The group’s revenue fell by 31.7% in 2020, and its gross profit also dropped by 33.1%. Excluding an exceptional gain of 590 million yuan from the sale of an equity interest in an associated company, net profit was approximately 44 million yuan that year, a significant drop by nearly half from 2019.
The company’s situation improved in the first half of 2021 as China brought its epidemic largely under control, with revenue and gross profit rebounding by more than 30%. But then the Covid-19 Delta variant appeared in Nanjing and spread to more than 20 provinces and cities.

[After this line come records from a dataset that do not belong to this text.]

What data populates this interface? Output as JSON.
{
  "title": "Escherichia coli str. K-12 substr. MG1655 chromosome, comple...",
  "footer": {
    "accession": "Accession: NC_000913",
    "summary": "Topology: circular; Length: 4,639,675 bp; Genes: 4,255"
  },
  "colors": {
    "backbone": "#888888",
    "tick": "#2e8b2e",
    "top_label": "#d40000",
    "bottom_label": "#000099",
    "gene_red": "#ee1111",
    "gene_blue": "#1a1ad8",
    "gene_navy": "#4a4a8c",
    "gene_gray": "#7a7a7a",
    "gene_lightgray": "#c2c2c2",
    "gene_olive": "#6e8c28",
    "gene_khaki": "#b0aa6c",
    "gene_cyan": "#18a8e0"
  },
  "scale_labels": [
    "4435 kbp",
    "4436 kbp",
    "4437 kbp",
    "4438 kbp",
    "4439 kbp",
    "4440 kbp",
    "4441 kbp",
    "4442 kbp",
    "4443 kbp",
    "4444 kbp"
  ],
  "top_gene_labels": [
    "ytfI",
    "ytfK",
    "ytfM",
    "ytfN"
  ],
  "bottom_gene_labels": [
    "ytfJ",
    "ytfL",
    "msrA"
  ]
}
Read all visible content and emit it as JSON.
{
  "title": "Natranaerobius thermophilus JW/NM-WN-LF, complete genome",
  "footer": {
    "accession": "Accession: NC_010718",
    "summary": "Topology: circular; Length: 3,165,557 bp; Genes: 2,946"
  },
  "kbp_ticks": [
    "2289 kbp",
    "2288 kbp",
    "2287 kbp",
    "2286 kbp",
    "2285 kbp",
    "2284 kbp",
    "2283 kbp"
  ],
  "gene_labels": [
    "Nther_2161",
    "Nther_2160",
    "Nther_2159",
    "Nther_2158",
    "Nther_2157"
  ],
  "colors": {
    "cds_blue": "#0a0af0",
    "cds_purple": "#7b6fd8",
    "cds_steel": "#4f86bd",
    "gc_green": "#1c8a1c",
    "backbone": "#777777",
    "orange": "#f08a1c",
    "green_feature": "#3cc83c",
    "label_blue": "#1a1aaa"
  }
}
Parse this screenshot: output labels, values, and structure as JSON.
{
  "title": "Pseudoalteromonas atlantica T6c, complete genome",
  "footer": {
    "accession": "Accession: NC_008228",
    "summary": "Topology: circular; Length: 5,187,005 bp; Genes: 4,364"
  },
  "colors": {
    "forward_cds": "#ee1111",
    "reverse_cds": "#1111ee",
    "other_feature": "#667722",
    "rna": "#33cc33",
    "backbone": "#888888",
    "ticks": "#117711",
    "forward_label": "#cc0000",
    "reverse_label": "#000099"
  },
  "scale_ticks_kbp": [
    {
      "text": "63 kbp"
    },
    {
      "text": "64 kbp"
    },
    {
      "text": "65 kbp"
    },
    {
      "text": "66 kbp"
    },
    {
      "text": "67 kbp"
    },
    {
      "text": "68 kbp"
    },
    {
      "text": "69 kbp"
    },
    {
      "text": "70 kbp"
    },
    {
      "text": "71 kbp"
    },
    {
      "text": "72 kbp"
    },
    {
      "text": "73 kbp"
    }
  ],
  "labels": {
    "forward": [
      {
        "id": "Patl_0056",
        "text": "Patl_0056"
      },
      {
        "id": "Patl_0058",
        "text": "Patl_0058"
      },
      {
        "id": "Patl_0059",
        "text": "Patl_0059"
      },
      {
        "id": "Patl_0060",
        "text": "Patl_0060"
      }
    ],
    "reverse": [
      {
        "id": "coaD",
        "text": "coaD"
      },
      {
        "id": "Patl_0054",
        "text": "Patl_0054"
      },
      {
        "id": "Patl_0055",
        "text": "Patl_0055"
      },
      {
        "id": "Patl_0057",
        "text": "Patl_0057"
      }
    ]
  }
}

As that happened and the more contagious Omicron variant started to appear at the end of last year, travel restrictions were once again imposed in many places, once again threatening the company’s business in the second half of last year
Against such a backdrop, an expansion of its product portfolio and distribution network through acquisitions may help to diversify to protect against such risk. For example, a new outbreak may not affect the company’s revenue as much following the acquisitions because its sales will be more diverse geographically.
Valuation not low
PW Medtech’s shares rose to a six-year high of HK$1.67 ($0.21) in mid-July, but then moved steadily downward in the second half of the year as business risks mounted. The stock closed at HK$0.97 on Monday down more than 40% from its high, after also falling about 1% the day after the announcement of the acquisition of Beijing Ruijian.
Excluding one-time income of 730 million yuan from the sale of an associate, PW Medtech made a net profit of approximately 30 million yuan in the first half of last year. In an optimistic scenario we can assume the second half will perform similarly, giving the company a full year profit of 60 million yuan and forecast P/E ratio of 22 times.
Looking at other Hong Kong-listed medical device makers, SSY Group (2005.HK) and Weigao Group (1066.HK) have P/E ratios of 16.5 times and 17.9 times; A-share listed industry leaders, CR Double-Crane (600062.CN) and Kelun Pharma (002422.CN), have P/E ratios of 13.6 times and 23.5 times, showing that PW Medtech’s valuation isn’t low.
With the latest two deals now finalized, all eyes will move to the group’s future financial statements to see if these new businesses can churn out new gold for the company.